Ancak yapılan değerlendirmeler, mevcut hükümet planlarının, 2050 yılına kadar yılda ek olarak 1,5 ila 1,9 milyar ton karbondioksit giderme kapasitesi sağlama hedefinin, gerekli olan 1,5°C sıcaklık artışı sınırlamasını desteklemek için yetersiz olduğunu ortaya koyuyor.
Araştırmaya göre, dünya genelindeki insan kaynaklı sera gazı emisyonları yıllık olarak 60 milyar tonu buluyor. Buna karşın, mevcut karbondioksit giderme çabaları bu miktarın sadece 3 milyar tonunu giderebiliyor.
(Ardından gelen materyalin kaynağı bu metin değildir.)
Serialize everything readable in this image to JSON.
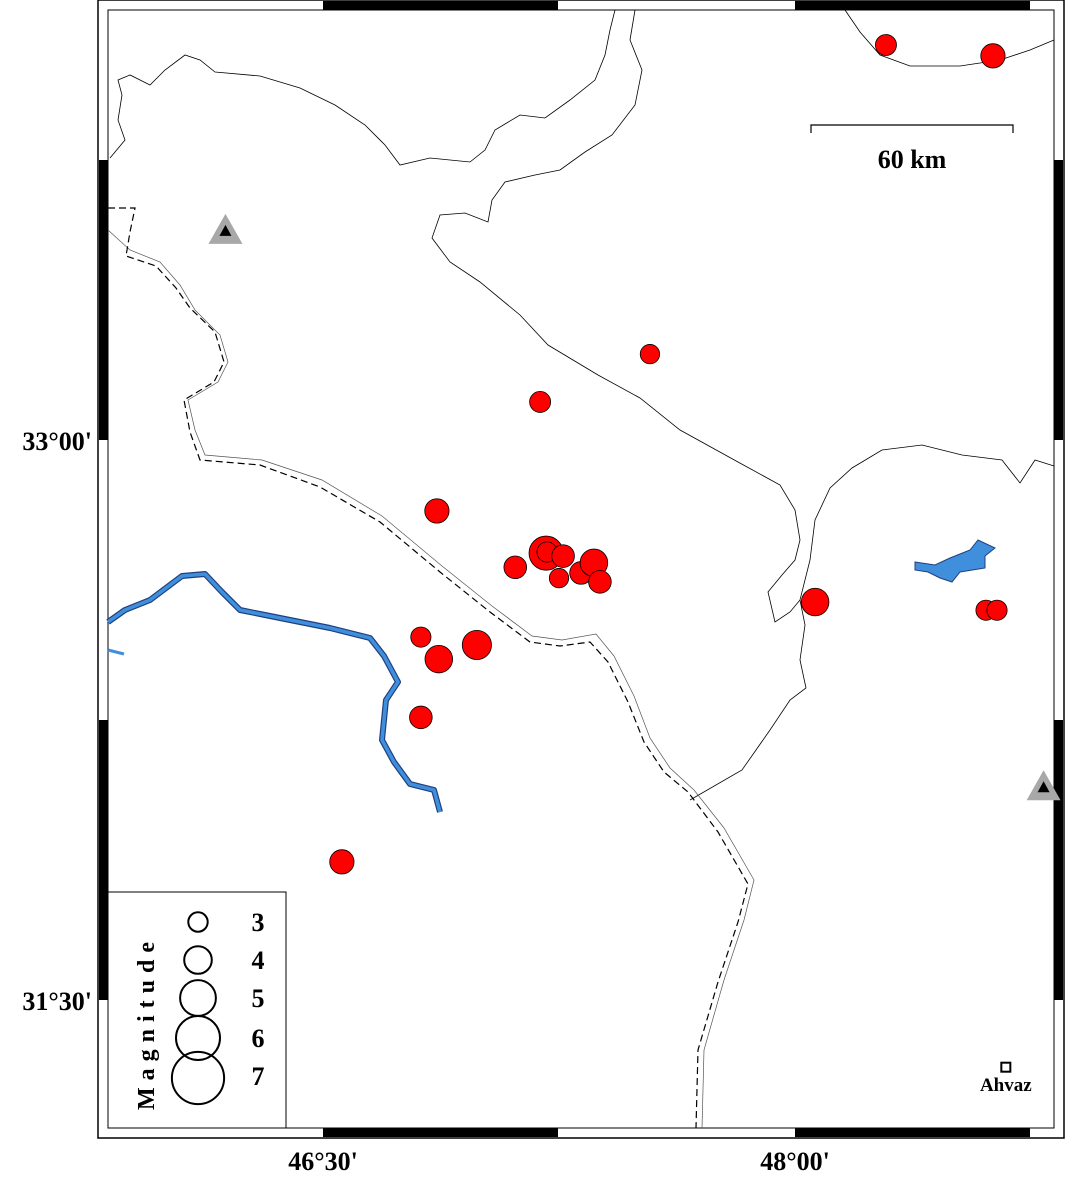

Araştırma sonuçları, talep azaltma senaryosunda 2050 yılında karbondioksit giderme açığının yalnızca 0,4 milyar ton olacağını gösterirken, karbon çıkarma senaryosunda bu açığın on katına çıkarak 5,5 milyar ton karbondioksit gidermeye ulaşacağını belirtiyor. Bu bulgular, karbondioksit giderme çabalarının acilen hızlandırılmasının elzem olduğunu ve iklim değişikliğiyle mücadelede bu teknolojilerin kritik bir rol oynadığını vurguluyor.